Within a life of banditry, a pearl
Pearl Hart (1871-1956*), aka The Lady Bandit of Arizona, acquired her legend as the last bandit to rob a stagecoach (though she wasn't--Ben Kuhl was), the only woman ever caught robbing one (also not true, there was Jane Kirkham), and maybe the only person in history to attempt suicide by ingesting talcum powder (this I can't refute). Though Pearl was raised in a well-off, conservative Canadian family, she had a weakness for bad boys and at seventeen became the spunky appendage to an abusive gambler and his afflicted ilk. In her new surroundings, she became a lively, crossdressing saloon singer who dreamed of moving West.

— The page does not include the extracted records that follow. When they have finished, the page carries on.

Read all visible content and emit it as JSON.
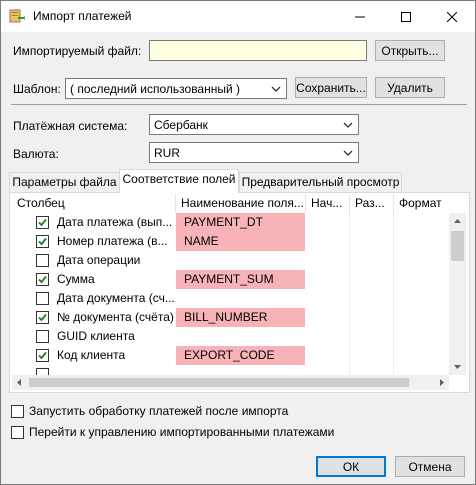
{
  "window": {
    "title": "Импорт платежей",
    "minimize_glyph": "—",
    "maximize_glyph": "☐",
    "close_glyph": "✕"
  },
  "file": {
    "label": "Импортируемый файл:",
    "value": "",
    "open_button": "Открыть..."
  },
  "template": {
    "label": "Шаблон:",
    "value": "( последний использованный )",
    "save_button": "Сохранить...",
    "delete_button": "Удалить"
  },
  "payment_system": {
    "label": "Платёжная система:",
    "value": "Сбербанк"
  },
  "currency": {
    "label": "Валюта:",
    "value": "RUR"
  },
  "tabs": [
    {
      "label": "Параметры файла",
      "active": false
    },
    {
      "label": "Соответствие полей",
      "active": true
    },
    {
      "label": "Предварительный просмотр",
      "active": false
    }
  ],
  "grid": {
    "columns": [
      "Столбец",
      "Наименование поля...",
      "Нач...",
      "Раз...",
      "Формат"
    ],
    "rows": [
      {
        "checked": true,
        "name": "Дата платежа (вып...",
        "mapping": "PAYMENT_DT"
      },
      {
        "checked": true,
        "name": "Номер платежа (в...",
        "mapping": "NAME"
      },
      {
        "checked": false,
        "name": "Дата операции",
        "mapping": ""
      },
      {
        "checked": true,
        "name": "Сумма",
        "mapping": "PAYMENT_SUM"
      },
      {
        "checked": false,
        "name": "Дата документа (сч...",
        "mapping": ""
      },
      {
        "checked": true,
        "name": "№ документа (счёта)",
        "mapping": "BILL_NUMBER"
      },
      {
        "checked": false,
        "name": "GUID клиента",
        "mapping": ""
      },
      {
        "checked": true,
        "name": "Код клиента",
        "mapping": "EXPORT_CODE"
      },
      {
        "checked": false,
        "name": "",
        "mapping": ""
      }
    ],
    "mapping_fill_color": "#f7b3b8"
  },
  "options": [
    {
      "checked": false,
      "label": "Запустить обработку платежей после импорта"
    },
    {
      "checked": false,
      "label": "Перейти к управлению импортированными платежами"
    }
  ],
  "footer": {
    "ok_button": "ОК",
    "cancel_button": "Отмена"
  }
}
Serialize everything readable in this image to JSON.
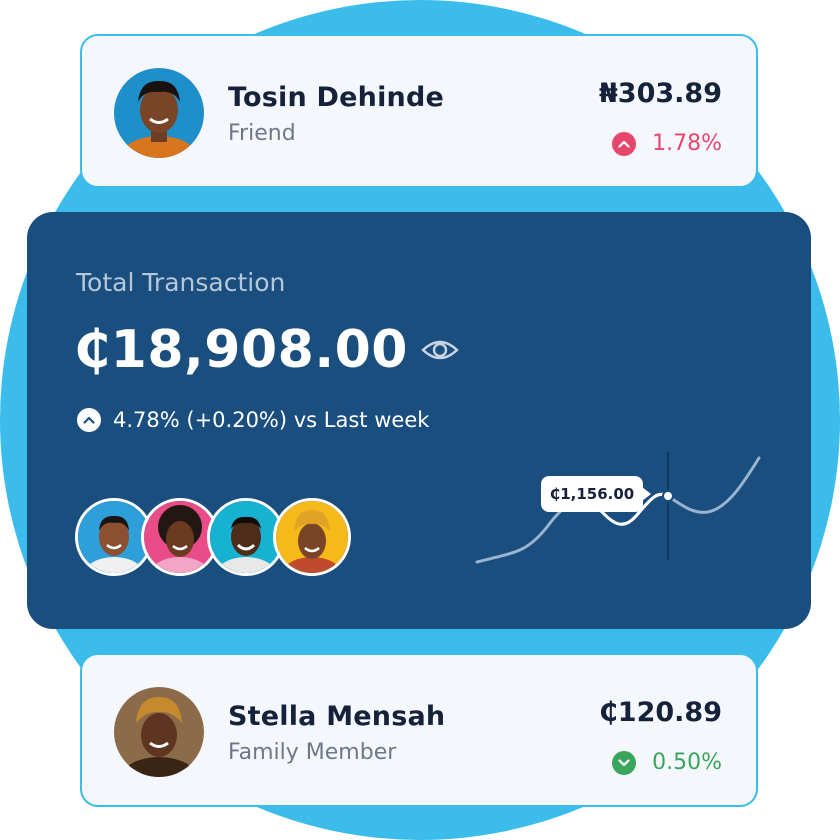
{
  "contacts": [
    {
      "name": "Tosin Dehinde",
      "role": "Friend",
      "amount": "₦303.89",
      "change": "1.78%",
      "change_direction": "up",
      "change_color": "#e8476d"
    },
    {
      "name": "Stella Mensah",
      "role": "Family Member",
      "amount": "₵120.89",
      "change": "0.50%",
      "change_direction": "down",
      "change_color": "#3aa55d"
    }
  ],
  "summary": {
    "title": "Total Transaction",
    "amount": "₵18,908.00",
    "visibility_icon": "eye-icon",
    "change_icon": "chevron-up-icon",
    "week_change": "4.78% (+0.20%) vs Last week"
  },
  "chart": {
    "tooltip_value": "₵1,156.00"
  },
  "colors": {
    "accent": "#3bbcea",
    "card_dark": "#1a4e7f",
    "negative": "#e8476d",
    "positive": "#3aa55d"
  }
}
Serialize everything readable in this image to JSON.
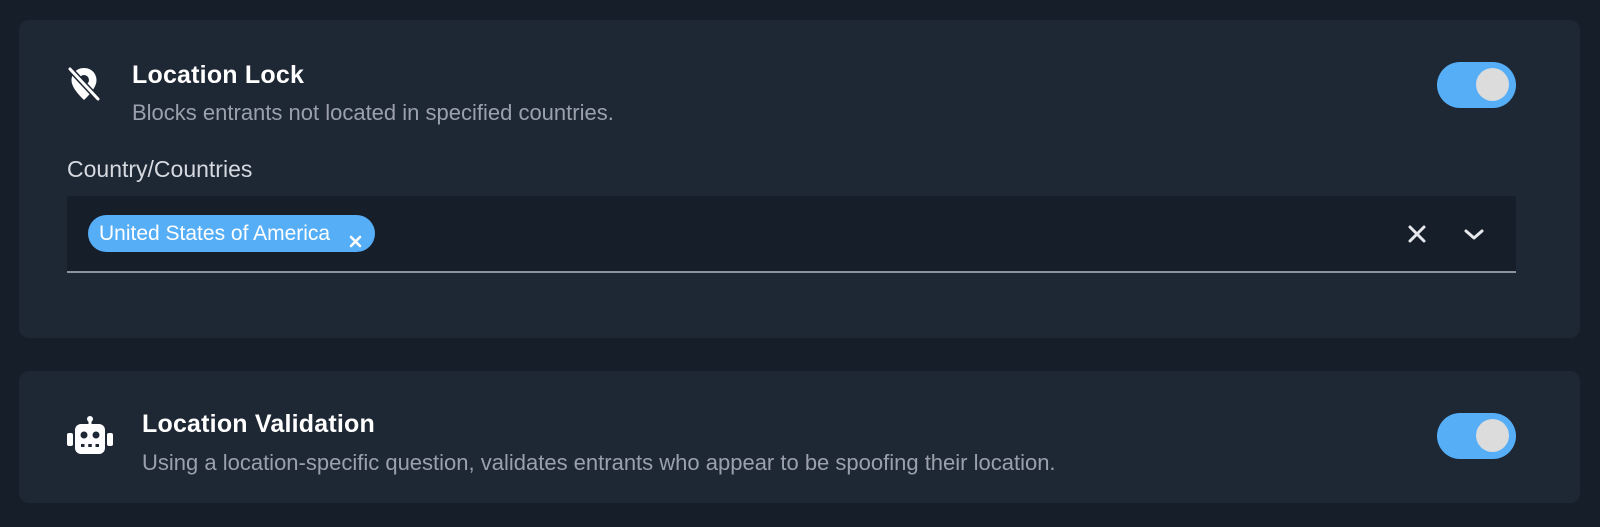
{
  "location_lock": {
    "icon": "location-off-icon",
    "title": "Location Lock",
    "description": "Blocks entrants not located in specified countries.",
    "enabled": true,
    "country_field": {
      "label": "Country/Countries",
      "selected": [
        "United States of America"
      ],
      "clear_icon": "close-icon",
      "dropdown_icon": "chevron-down-icon",
      "remove_chip_icon": "close-icon"
    }
  },
  "location_validation": {
    "icon": "robot-icon",
    "title": "Location Validation",
    "description": "Using a location-specific question, validates entrants who appear to be spoofing their location.",
    "enabled": true
  },
  "colors": {
    "page_background": "#161e2a",
    "card_background": "#1e2734",
    "accent": "#56aef7",
    "toggle_knob": "#dcdcdc",
    "title_text": "#ffffff",
    "description_text": "#9aa1ac"
  }
}
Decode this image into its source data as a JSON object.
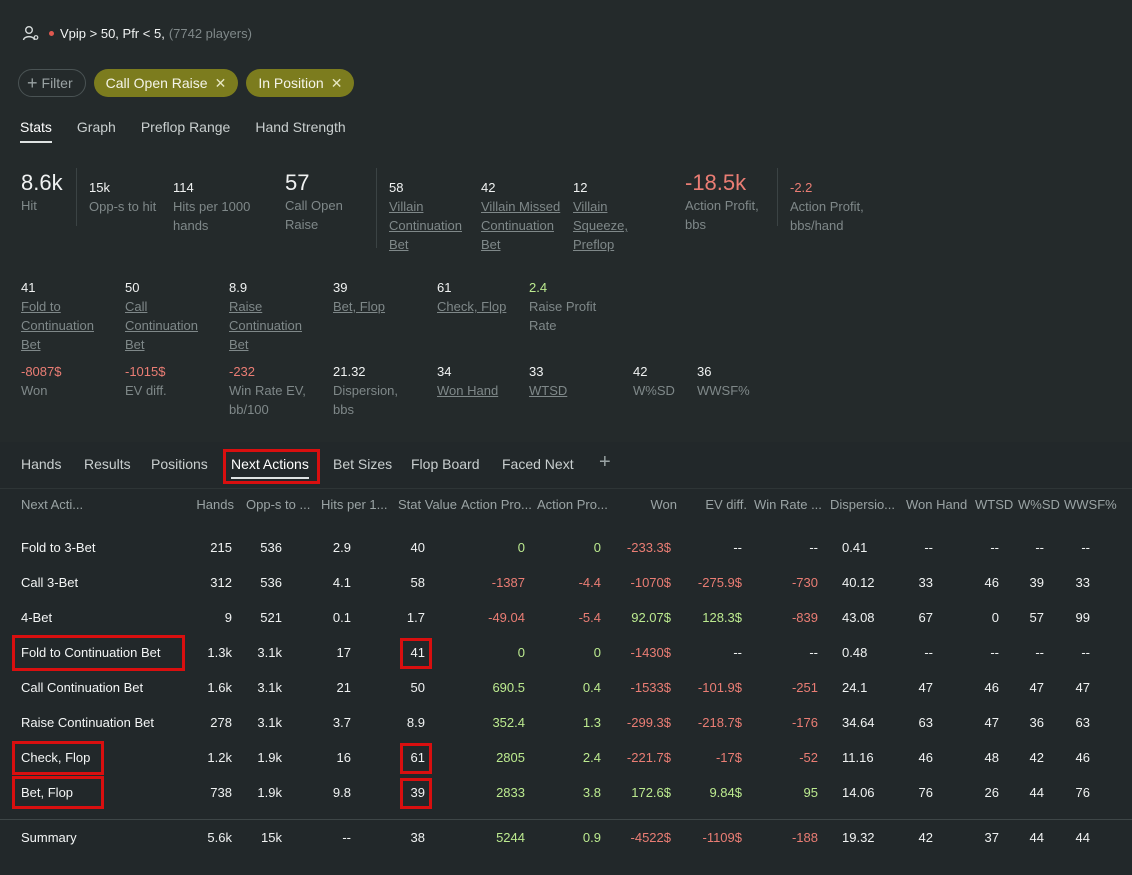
{
  "header": {
    "segment_title": "Vpip > 50, Pfr < 5",
    "players": "(7742 players)"
  },
  "filters": {
    "add_label": "Filter",
    "chips": [
      "Call Open Raise",
      "In Position"
    ]
  },
  "top_tabs": [
    "Stats",
    "Graph",
    "Preflop Range",
    "Hand Strength"
  ],
  "stats_row1": {
    "hit": {
      "value": "8.6k",
      "label": "Hit"
    },
    "opps": {
      "value": "15k",
      "label": "Opp-s to hit"
    },
    "hits1000": {
      "value": "114",
      "label1": "Hits per 1000",
      "label2": "hands"
    },
    "call_open": {
      "value": "57",
      "label1": "Call Open",
      "label2": "Raise"
    },
    "villain_cbet": {
      "value": "58",
      "label1": "Villain",
      "label2": "Continuation",
      "label3": "Bet"
    },
    "villain_missed": {
      "value": "42",
      "label1": "Villain Missed",
      "label2": "Continuation",
      "label3": "Bet"
    },
    "villain_squeeze": {
      "value": "12",
      "label1": "Villain",
      "label2": "Squeeze,",
      "label3": "Preflop"
    },
    "action_profit": {
      "value": "-18.5k",
      "label1": "Action Profit,",
      "label2": "bbs"
    },
    "action_profit_hand": {
      "value": "-2.2",
      "label1": "Action Profit,",
      "label2": "bbs/hand"
    }
  },
  "stats_row2": {
    "fold_cbet": {
      "value": "41",
      "label1": "Fold to",
      "label2": "Continuation",
      "label3": "Bet"
    },
    "call_cbet": {
      "value": "50",
      "label1": "Call",
      "label2": "Continuation",
      "label3": "Bet"
    },
    "raise_cbet": {
      "value": "8.9",
      "label1": "Raise",
      "label2": "Continuation",
      "label3": "Bet"
    },
    "bet_flop": {
      "value": "39",
      "label1": "Bet, Flop"
    },
    "check_flop": {
      "value": "61",
      "label1": "Check, Flop"
    },
    "raise_profit": {
      "value": "2.4",
      "label1": "Raise Profit",
      "label2": "Rate"
    }
  },
  "stats_row3": {
    "won": {
      "value": "-8087$",
      "label1": "Won"
    },
    "ev_diff": {
      "value": "-1015$",
      "label1": "EV diff."
    },
    "win_rate": {
      "value": "-232",
      "label1": "Win Rate EV,",
      "label2": "bb/100"
    },
    "dispersion": {
      "value": "21.32",
      "label1": "Dispersion,",
      "label2": "bbs"
    },
    "won_hand": {
      "value": "34",
      "label1": "Won Hand"
    },
    "wtsd": {
      "value": "33",
      "label1": "WTSD"
    },
    "wsd": {
      "value": "42",
      "label1": "W%SD"
    },
    "wwsf": {
      "value": "36",
      "label1": "WWSF%"
    }
  },
  "bottom_tabs": [
    "Hands",
    "Results",
    "Positions",
    "Next Actions",
    "Bet Sizes",
    "Flop Board",
    "Faced Next",
    "+"
  ],
  "table": {
    "columns": [
      "Next Acti...",
      "Hands",
      "Opp-s to ...",
      "Hits per 1...",
      "Stat Value",
      "Action Pro...",
      "Action Pro...",
      "Won",
      "EV diff.",
      "Win Rate ...",
      "Dispersio...",
      "Won Hand",
      "WTSD",
      "W%SD",
      "WWSF%"
    ],
    "rows": [
      [
        "Fold to 3-Bet",
        "215",
        "536",
        "2.9",
        "40",
        "0",
        "0",
        "-233.3$",
        "--",
        "--",
        "0.41",
        "--",
        "--",
        "--",
        "--"
      ],
      [
        "Call 3-Bet",
        "312",
        "536",
        "4.1",
        "58",
        "-1387",
        "-4.4",
        "-1070$",
        "-275.9$",
        "-730",
        "40.12",
        "33",
        "46",
        "39",
        "33"
      ],
      [
        "4-Bet",
        "9",
        "521",
        "0.1",
        "1.7",
        "-49.04",
        "-5.4",
        "92.07$",
        "128.3$",
        "-839",
        "43.08",
        "67",
        "0",
        "57",
        "99"
      ],
      [
        "Fold to Continuation Bet",
        "1.3k",
        "3.1k",
        "17",
        "41",
        "0",
        "0",
        "-1430$",
        "--",
        "--",
        "0.48",
        "--",
        "--",
        "--",
        "--"
      ],
      [
        "Call Continuation Bet",
        "1.6k",
        "3.1k",
        "21",
        "50",
        "690.5",
        "0.4",
        "-1533$",
        "-101.9$",
        "-251",
        "24.1",
        "47",
        "46",
        "47",
        "47"
      ],
      [
        "Raise Continuation Bet",
        "278",
        "3.1k",
        "3.7",
        "8.9",
        "352.4",
        "1.3",
        "-299.3$",
        "-218.7$",
        "-176",
        "34.64",
        "63",
        "47",
        "36",
        "63"
      ],
      [
        "Check, Flop",
        "1.2k",
        "1.9k",
        "16",
        "61",
        "2805",
        "2.4",
        "-221.7$",
        "-17$",
        "-52",
        "11.16",
        "46",
        "48",
        "42",
        "46"
      ],
      [
        "Bet, Flop",
        "738",
        "1.9k",
        "9.8",
        "39",
        "2833",
        "3.8",
        "172.6$",
        "9.84$",
        "95",
        "14.06",
        "76",
        "26",
        "44",
        "76"
      ]
    ],
    "summary": [
      "Summary",
      "5.6k",
      "15k",
      "--",
      "38",
      "5244",
      "0.9",
      "-4522$",
      "-1109$",
      "-188",
      "19.32",
      "42",
      "37",
      "44",
      "44"
    ]
  },
  "colors": {
    "positive": "#bcea8f",
    "negative": "#ea7d74",
    "chip": "#7c7c1e",
    "highlight": "#d90f0f"
  },
  "icons": {
    "segment": "users-settings-icon",
    "add_filter": "plus-icon",
    "remove_chip": "close-icon"
  }
}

When a series of disappointments conspired to grant her this wish, it wasn't quite so sanguine. While working in a coal mine, Pearl met a miner named Boot who agreed to help execute the robbery--her first and last--so that she might be able to cover medical expenses for her ailing mother. The two were caught and Pearl was sentenced to five years in jail (she only ended up serving eighteen months) but not before retorting to the judge that "'I shall not consent to be tried under a law in which my sex had no voice in making.'" When the first jury came back with an acquittal, the judge demanded a new--and all male--jury, and this one capitulated with a sentence.
Pearl's hardly the first female criminal to possess charm and attract supporters. My question to you is: have you ever empathized with a female criminal? Maybe you didn't go as far as pleading for a stay of execution--or hey, maybe you did--but maybe you've just secretly felt bad for this person. Or maybe you just liked Charlize Theron's portrayal of Aileen Wuornos (Nick Broomfield's two documentaries on her are good chasers).
*Various reports claim she either died in obscurity in San Francisco, or that she married a happy rancher and became Pearl Bywater.